The panel concludes that the Colorado Department of Transportation is well suited to apply principles of accountability centers, distinguish between subsidies and fees, and adopt a value perspective. CDOT should use an accountability center structure linking defined revenue sources to specific service areas and clearly identify the degree to which tax subsidies and fees are used. The department should shift from a technical, production perspective to a focus on citizen value, presenting its public information in those terms.
The panel concludes that principles relating to fiscal sustainability, value and full funding of intergovernmental programs are useful in connection with Medicaid. The governor and legislature should study the best practices of other states and take full advantage of federal waivers to create an effective program while managing financial risk. Colorado taxpayers should be provided with value information related to Medicaid by the Taxpayer Value Council. Colorado should join with other states in urging the federal government to rethink Medicaid, redefine outcomes to be achieved and fund 100 percent of the cost of the federal program.
The panel concludes that the state should apply principles related to full funding of state programs, fiscal sustainability and value to Colorado's Public Employees' Retirement Association (PERA). To minimize risk, PERA should use a conservative discount rate when calculating future investment earnings and long-term liabilities. The Colorado legislature should fully fund its annual PERA contribution. Retiree benefits should be expanded only if the plan is 100 percent funded and after careful study of long-term implications. Colorado citizens should be provided with value information on PERA through the Taxpayers Value Council.

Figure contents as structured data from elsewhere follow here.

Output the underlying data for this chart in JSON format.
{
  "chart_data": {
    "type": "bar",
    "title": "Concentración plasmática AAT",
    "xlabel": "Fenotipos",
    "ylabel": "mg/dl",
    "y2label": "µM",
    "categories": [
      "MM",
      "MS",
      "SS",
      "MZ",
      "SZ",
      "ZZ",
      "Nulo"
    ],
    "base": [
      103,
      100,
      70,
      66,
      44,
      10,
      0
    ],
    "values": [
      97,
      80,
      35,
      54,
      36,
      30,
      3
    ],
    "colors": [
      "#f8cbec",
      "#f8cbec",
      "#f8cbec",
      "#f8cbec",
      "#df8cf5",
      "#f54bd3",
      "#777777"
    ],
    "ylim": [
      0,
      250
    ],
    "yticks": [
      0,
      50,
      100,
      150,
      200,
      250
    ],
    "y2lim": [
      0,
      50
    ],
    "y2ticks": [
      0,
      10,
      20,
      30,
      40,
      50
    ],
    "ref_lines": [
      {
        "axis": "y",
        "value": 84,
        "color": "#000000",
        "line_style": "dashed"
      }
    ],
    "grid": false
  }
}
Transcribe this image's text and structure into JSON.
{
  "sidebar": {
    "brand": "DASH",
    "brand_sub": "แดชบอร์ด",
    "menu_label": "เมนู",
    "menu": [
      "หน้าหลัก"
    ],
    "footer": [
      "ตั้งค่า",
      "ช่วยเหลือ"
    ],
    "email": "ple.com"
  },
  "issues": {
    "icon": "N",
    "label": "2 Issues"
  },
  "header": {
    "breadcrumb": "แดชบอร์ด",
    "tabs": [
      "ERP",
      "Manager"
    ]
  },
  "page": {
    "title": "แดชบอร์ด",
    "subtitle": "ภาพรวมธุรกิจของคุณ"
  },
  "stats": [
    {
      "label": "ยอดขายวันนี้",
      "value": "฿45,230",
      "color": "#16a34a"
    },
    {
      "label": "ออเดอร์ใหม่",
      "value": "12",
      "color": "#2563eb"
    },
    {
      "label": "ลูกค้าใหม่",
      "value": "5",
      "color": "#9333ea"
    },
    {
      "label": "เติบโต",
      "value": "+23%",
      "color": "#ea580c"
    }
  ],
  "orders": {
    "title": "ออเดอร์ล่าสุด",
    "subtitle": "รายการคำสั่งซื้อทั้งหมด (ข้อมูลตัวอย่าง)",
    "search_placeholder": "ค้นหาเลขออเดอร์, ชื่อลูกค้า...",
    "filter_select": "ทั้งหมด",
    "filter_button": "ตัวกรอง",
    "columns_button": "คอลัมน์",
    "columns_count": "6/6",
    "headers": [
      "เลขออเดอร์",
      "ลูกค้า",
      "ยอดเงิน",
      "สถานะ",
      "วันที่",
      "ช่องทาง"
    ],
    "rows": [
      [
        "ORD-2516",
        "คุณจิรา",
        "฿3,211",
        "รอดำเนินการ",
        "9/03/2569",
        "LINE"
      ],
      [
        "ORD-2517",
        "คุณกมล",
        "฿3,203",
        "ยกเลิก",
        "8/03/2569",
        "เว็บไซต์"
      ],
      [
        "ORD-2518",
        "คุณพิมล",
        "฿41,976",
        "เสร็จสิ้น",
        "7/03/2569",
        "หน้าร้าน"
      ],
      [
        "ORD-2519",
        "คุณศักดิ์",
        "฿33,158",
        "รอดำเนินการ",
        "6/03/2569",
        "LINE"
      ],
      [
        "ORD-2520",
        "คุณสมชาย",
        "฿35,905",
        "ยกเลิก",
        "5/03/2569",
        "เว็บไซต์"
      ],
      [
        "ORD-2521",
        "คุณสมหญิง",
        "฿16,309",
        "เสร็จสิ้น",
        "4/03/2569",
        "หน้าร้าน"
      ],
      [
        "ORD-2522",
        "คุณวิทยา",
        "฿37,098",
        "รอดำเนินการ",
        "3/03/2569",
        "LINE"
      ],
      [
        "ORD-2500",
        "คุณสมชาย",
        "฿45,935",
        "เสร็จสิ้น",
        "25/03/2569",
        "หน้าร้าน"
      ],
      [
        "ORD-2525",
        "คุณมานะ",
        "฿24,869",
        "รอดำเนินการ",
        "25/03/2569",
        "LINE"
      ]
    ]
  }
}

The panel concludes that Colorado can benefit from applying the principle of competition to internal state services. State departments and agencies should be allowed to select internal or external suppliers of support services except in cases where interdepartmental consistency requires the use of an internal service agency or designated system.
The panel concludes that applying principles of citizen value and the use of accountability centers can reshape compensation systems for public managers in positive ways. Colorado should create a process that uses independent information on value creation from the Taxpayer Value Council as a significant element in the state's performance review and compensation system for managerial employees and departmental teams.
Colorado is burdened with conflicting constitutional provisions that impede the state's fiscal stability. The most significant of these are Amendment 23 and the Taxpayer Bill of Rights (TABOR). Taken together, these constitutional amendments have exacerbated the state's fiscal crisis. In effect, they mandate spending and limit spending at the same time, with little regard to economic conditions or revenue availability. The amendments put the state's spending on autopilot, without the ability to alter course when conditions change. Revisiting these constitutional amendments is an important step in restoring Colorado's fiscal sustainability.
The panel concludes that Amendment 23 runs counter to principles of fiscal sustainability by increasing expenditure momentum and mandating expenditures with little regard to the availability of revenue. Amendment 23 should be repealed.
The panel concludes that TABOR reduces the state's ability to create a sustainable fiscal environment by substituting formulaic approaches for legislative judgment and prohibiting certain taxes irrespective of voter preferences. The sections in TABOR that require a vote of the people for new or increased taxes should be retained. The remaining provisions of TABOR should be repealed.